Gewone Salomonszegel
Wij kwamen erbij uit. Meerdere keren. Wat mag u weten van Salomonszegel?
- De Salomonszegel is een ‘geofyt’, d.w.z. een plant die overwintert in de aarde, in de grond of onder de grond.
- Er zijn vier soorten salomonszegels; de Gewone-, de Krans-, de Welriekende- en de Tuinsalomonszegel.
- Salomonszegels zijn meerjarige planten met een vlezige wortelstok en hangende bloemen.
- De naam heeft alleen iets indirect te maken met koning Salomo uit de Bijbel door de littekens die afgestorven bloemstengels uit vorige jaren op de wortelstok achterlaten.
- Bloeit in mei/juni, de bloemen hebben een klokvorm naar één kant, de bloemen zijn wit met groene top.
- Het is ook een stinzenplant gelijk de Bosanemoon, Sneeuwklokje, Speenkruid, Daslook en Robertskruid. Om er een paar te noemen.
Een segrijnslak?
Gids Nori vertelt en de verslaglegger vindt ook nog wat op internet. De segrijnslak is een op het land levende ‘longslak’, een ongewerveld dier. Als deze slak de segrijnslak is, dan wordt hij wel kleine wijngaardslak genoemd ter onderscheiding van de grote wijngaardslak.
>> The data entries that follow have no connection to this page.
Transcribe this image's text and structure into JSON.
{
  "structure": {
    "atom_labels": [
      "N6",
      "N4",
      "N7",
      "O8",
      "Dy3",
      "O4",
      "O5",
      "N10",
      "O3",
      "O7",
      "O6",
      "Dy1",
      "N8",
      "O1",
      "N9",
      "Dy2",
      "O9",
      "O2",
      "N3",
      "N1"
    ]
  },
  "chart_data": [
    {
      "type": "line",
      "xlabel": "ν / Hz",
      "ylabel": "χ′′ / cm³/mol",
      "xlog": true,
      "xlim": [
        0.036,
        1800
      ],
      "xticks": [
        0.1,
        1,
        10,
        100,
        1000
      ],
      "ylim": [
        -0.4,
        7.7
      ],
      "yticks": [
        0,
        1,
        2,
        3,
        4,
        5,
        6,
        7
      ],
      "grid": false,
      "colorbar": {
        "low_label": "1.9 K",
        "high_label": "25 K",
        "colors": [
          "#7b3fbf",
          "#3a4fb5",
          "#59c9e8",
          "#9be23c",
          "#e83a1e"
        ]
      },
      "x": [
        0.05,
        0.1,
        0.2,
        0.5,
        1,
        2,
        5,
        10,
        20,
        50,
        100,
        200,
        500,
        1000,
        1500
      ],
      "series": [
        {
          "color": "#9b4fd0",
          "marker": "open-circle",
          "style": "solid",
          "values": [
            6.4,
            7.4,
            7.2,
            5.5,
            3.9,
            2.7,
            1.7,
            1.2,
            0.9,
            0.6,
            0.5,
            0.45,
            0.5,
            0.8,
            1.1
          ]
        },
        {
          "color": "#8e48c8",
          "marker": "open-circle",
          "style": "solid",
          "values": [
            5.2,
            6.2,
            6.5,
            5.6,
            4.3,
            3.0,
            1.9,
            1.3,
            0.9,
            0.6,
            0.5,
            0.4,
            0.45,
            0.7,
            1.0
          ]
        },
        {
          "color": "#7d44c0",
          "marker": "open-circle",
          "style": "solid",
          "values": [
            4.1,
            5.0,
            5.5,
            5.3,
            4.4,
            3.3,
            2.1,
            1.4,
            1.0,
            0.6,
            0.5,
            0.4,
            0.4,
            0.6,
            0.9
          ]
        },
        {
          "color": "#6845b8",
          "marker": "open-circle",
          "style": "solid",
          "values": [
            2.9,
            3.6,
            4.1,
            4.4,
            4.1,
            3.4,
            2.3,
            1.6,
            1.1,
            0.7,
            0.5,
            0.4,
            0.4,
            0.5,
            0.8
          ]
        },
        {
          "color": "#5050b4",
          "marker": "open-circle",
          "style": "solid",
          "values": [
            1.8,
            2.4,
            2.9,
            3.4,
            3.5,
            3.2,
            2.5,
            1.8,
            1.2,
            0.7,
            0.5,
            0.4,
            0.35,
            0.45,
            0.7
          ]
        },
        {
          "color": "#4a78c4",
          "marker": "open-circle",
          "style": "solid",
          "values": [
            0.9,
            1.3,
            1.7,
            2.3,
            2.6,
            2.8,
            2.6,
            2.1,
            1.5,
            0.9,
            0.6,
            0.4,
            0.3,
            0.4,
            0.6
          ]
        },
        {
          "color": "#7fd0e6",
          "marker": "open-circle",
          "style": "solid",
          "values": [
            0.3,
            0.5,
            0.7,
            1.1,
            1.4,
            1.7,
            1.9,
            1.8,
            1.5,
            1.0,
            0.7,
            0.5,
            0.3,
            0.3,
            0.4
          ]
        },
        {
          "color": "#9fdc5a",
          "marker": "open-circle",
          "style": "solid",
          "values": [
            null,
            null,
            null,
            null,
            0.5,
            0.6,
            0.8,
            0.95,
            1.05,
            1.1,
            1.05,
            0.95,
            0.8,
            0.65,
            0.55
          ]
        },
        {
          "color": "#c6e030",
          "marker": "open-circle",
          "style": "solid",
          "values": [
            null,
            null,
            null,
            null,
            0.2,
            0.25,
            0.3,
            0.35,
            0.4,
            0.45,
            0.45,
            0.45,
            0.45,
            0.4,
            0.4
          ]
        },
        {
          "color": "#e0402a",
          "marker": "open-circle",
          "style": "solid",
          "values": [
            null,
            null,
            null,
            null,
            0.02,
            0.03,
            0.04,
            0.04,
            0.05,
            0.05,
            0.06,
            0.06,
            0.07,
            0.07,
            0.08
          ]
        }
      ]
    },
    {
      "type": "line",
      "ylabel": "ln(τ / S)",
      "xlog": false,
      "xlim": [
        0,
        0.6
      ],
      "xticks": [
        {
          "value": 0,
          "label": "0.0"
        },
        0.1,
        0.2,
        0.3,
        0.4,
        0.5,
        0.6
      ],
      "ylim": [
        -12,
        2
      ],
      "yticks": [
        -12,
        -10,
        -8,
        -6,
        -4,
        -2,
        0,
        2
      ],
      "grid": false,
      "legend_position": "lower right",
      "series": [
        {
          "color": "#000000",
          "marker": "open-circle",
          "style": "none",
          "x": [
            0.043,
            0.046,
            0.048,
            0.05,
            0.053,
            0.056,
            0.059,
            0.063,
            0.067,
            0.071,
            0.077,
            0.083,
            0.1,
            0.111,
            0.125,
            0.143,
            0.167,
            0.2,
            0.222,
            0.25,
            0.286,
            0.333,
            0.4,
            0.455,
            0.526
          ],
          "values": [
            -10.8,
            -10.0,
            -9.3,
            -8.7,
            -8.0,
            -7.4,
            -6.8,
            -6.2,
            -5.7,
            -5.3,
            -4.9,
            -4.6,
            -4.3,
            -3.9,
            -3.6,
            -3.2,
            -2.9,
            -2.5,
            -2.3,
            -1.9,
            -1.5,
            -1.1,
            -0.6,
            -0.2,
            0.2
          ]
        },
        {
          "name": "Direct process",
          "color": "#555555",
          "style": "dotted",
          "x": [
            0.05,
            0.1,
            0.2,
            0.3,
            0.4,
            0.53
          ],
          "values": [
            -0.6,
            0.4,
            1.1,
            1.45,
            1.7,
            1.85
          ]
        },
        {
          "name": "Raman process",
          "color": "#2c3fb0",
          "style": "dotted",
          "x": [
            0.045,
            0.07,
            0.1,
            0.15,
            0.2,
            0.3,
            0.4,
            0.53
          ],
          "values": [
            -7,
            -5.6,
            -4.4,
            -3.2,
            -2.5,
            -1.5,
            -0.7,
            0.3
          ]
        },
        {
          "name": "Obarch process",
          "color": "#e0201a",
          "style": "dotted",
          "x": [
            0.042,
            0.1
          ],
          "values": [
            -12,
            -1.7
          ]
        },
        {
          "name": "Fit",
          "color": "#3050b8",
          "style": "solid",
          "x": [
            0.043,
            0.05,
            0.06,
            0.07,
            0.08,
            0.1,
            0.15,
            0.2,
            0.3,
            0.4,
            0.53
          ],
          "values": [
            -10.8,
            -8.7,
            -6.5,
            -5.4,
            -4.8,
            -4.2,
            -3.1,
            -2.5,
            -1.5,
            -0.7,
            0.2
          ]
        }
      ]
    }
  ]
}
De (kleine) segrijnslak is beweeglijker dan de grote wijngaardslak. De totale lengte tijdens het kruipen is maximaal 6 centimeter. Zes centimeter? Dat is klein hoor!
Bij te lang droog en warm weer gaat deze segrijnslak in een ‘zomerslaap’. Als de temperatuur daalt en de vochtigheid stijgt wordt hij weer actief en ontstaat er een groeispurt om de verloren achterstand weer in te lopen. De segrijnslak is een nachtdier. Overdag blijft hij uit direct zonlicht en extreme hitte.
De meidoorn
Wie kent hem niet? De meidoorn groeit als een grotere struik of kleine meerstammige boom.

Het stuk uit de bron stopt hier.